多摩センターに東京厚生年金健康づくりセンターサンピア多摩がありますが、今月末をもって閉館することになっています。昨年、入札があり宿泊施設は桜美林大学が落札。どのように使うのかはまだ明らかにされていませんが、想定されるのは大学のサテライトか福利厚生施設でしょうか。サンピア多摩は価格がリーズナブルで宝野公園にも近いので、招待大会の宿泊施設として大変重宝していただけに、とても残念ですし、来年からどうしようか頭の痛い話です。
で、嫌な予感の話ですが、サンピア多摩の横に駐車場があって、そこも一緒に売却されました。売却先は有楽土地。そう、マンションデベロッパーです。その土地の北側は歩行者専用道路を挟んでクロスガーデン多摩がありますが、商業施設ですから間違っても問題にはならないでしょう。問題が起きそうな嫌な予感は、敷地の西側に数年前に建ったばかりのD'グラフォート多摩センターというマンションがあるということです。
売却敷地は建蔽率80%、容積率400%で、商業地域ですから日影規制は適用されません。つまり隣接するマンションに、新しく建設するマンションによって日影ができても、法的には何ら問題がない。こういう時期ですからマンション事業者は容積を目一杯使って処分価格を落とそうとすること必至です。
D'グラフォートにお住まいの方々が、自ら住んでいるマンションも含めて隣接敷地が商業地域で、今は駐車場ですが、場合によってはマンションが建つ可能性があることや、日影規制は適用外ということを承知していたかどうか。多分知らないし事業者から聞かされていないんじゃないかと思われます。例え知らされていたとしても、今まで駐車場だった、つまり見晴らしも良く開放感ばっちりだった空地にマンションが建つことを俄かに受け入れられないはずです。
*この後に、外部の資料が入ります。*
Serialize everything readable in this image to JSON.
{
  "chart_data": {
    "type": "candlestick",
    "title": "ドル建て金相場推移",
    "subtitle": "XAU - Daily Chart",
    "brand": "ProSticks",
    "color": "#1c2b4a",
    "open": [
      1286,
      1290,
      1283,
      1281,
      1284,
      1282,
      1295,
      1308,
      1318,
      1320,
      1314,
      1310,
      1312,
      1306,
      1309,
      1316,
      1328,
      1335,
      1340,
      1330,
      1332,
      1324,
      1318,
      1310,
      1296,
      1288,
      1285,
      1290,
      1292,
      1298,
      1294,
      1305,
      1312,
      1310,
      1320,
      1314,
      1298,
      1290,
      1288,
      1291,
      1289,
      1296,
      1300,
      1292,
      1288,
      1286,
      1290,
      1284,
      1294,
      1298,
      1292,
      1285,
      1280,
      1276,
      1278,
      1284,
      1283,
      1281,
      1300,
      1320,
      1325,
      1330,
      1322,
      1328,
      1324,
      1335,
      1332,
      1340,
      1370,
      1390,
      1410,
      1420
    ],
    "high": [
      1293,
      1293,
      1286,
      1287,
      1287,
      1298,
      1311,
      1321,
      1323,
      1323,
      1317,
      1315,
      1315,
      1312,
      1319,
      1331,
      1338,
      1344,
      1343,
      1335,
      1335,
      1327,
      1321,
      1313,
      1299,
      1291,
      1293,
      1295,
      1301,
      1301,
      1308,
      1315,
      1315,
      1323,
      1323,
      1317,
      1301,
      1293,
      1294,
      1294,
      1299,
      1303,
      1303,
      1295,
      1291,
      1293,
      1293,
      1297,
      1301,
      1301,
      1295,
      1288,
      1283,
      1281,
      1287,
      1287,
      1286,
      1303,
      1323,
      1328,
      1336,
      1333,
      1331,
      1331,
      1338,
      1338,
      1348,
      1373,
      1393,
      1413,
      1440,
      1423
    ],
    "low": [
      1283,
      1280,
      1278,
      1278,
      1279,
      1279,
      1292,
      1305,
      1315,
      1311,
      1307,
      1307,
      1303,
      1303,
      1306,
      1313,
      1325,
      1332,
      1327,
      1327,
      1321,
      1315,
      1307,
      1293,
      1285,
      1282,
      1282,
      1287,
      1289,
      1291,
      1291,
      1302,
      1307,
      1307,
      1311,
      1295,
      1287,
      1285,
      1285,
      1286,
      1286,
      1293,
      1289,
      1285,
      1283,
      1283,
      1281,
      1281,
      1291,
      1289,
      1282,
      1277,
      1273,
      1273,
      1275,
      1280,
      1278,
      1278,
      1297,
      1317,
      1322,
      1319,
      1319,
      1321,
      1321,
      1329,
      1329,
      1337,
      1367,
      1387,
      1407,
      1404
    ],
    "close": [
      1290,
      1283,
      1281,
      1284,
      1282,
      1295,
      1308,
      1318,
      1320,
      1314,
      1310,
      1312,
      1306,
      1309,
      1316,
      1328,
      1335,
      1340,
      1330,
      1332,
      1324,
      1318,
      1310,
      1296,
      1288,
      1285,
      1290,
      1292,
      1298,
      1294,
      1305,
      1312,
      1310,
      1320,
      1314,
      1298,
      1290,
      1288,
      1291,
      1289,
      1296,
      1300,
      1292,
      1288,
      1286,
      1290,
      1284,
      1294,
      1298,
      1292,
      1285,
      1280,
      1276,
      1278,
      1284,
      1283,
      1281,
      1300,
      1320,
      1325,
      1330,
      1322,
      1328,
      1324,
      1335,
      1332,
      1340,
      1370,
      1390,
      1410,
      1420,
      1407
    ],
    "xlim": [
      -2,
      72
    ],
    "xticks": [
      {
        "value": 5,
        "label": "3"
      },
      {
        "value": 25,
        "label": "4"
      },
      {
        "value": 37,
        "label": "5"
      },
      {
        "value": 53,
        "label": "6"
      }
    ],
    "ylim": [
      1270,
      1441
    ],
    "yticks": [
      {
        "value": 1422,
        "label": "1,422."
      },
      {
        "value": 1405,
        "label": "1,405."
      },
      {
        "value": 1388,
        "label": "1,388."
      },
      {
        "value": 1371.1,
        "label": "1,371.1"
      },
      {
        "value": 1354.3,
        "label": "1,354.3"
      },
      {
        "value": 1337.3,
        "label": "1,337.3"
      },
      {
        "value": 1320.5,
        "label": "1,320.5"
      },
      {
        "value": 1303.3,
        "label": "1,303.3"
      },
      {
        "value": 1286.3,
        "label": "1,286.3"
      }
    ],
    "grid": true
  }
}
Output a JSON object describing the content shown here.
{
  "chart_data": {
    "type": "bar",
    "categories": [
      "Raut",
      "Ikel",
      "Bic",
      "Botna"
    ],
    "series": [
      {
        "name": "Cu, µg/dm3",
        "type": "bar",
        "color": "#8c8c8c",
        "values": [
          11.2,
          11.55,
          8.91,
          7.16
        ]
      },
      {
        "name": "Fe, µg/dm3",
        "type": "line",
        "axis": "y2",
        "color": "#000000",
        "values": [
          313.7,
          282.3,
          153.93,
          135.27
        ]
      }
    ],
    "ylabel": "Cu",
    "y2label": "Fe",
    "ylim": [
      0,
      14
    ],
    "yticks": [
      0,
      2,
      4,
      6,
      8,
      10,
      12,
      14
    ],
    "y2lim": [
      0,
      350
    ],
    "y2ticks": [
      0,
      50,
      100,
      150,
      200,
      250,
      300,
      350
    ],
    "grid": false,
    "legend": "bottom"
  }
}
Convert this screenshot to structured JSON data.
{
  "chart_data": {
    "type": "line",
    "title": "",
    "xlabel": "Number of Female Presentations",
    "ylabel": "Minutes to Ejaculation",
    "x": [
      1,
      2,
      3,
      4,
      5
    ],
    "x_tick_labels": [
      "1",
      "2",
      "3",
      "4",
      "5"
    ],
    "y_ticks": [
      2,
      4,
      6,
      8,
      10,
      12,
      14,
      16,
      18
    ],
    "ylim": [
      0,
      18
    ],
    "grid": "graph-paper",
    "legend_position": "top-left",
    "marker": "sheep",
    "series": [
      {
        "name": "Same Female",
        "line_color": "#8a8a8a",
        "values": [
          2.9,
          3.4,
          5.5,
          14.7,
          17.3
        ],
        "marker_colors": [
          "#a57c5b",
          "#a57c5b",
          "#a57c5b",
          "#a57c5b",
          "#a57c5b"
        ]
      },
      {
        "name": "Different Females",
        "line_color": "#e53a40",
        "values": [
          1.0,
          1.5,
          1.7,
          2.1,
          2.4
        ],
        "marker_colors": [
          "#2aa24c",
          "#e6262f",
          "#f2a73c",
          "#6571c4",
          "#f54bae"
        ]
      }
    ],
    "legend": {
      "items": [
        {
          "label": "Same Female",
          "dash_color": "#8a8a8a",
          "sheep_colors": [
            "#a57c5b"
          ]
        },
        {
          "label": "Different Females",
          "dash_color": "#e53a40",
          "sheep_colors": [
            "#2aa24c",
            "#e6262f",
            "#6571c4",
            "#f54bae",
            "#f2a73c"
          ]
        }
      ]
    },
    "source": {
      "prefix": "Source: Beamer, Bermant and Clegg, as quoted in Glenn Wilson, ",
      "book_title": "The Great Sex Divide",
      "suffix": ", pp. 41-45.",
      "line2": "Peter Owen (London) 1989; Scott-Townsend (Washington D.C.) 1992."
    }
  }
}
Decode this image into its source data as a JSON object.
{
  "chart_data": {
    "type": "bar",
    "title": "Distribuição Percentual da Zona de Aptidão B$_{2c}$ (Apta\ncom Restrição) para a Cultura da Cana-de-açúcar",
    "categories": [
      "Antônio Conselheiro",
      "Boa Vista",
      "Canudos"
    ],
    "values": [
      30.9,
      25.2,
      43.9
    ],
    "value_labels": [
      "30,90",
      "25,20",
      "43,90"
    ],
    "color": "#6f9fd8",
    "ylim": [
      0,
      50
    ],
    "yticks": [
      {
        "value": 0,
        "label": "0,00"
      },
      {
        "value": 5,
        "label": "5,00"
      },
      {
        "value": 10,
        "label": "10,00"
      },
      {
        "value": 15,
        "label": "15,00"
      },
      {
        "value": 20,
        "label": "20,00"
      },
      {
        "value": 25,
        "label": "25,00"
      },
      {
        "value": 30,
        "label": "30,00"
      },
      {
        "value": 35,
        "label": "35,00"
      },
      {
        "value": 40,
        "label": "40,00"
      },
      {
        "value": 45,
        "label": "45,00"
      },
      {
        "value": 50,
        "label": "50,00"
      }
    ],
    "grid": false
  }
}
多摩ニュータウンの商業地域に住宅建設を認めるようになったのは、確か10年位前だったかと思いますが、賛否両論ありました。賛否の賛の方はセンターの活性化で、否の方はまさにこういう事態を想定した意見が代表的でした。多摩ニュータウンの宿命かもしれませんが、多摩ニュータウンに引っ越してこられる方々の多くは、用途地域に関係なく、多摩ニュータウン=良好な居住環境が保証された街という固定観念というか先入観を持っていて、これがトラブルの一因になっていることが多々ありますが、嫌な予感が当らないことを祈ります。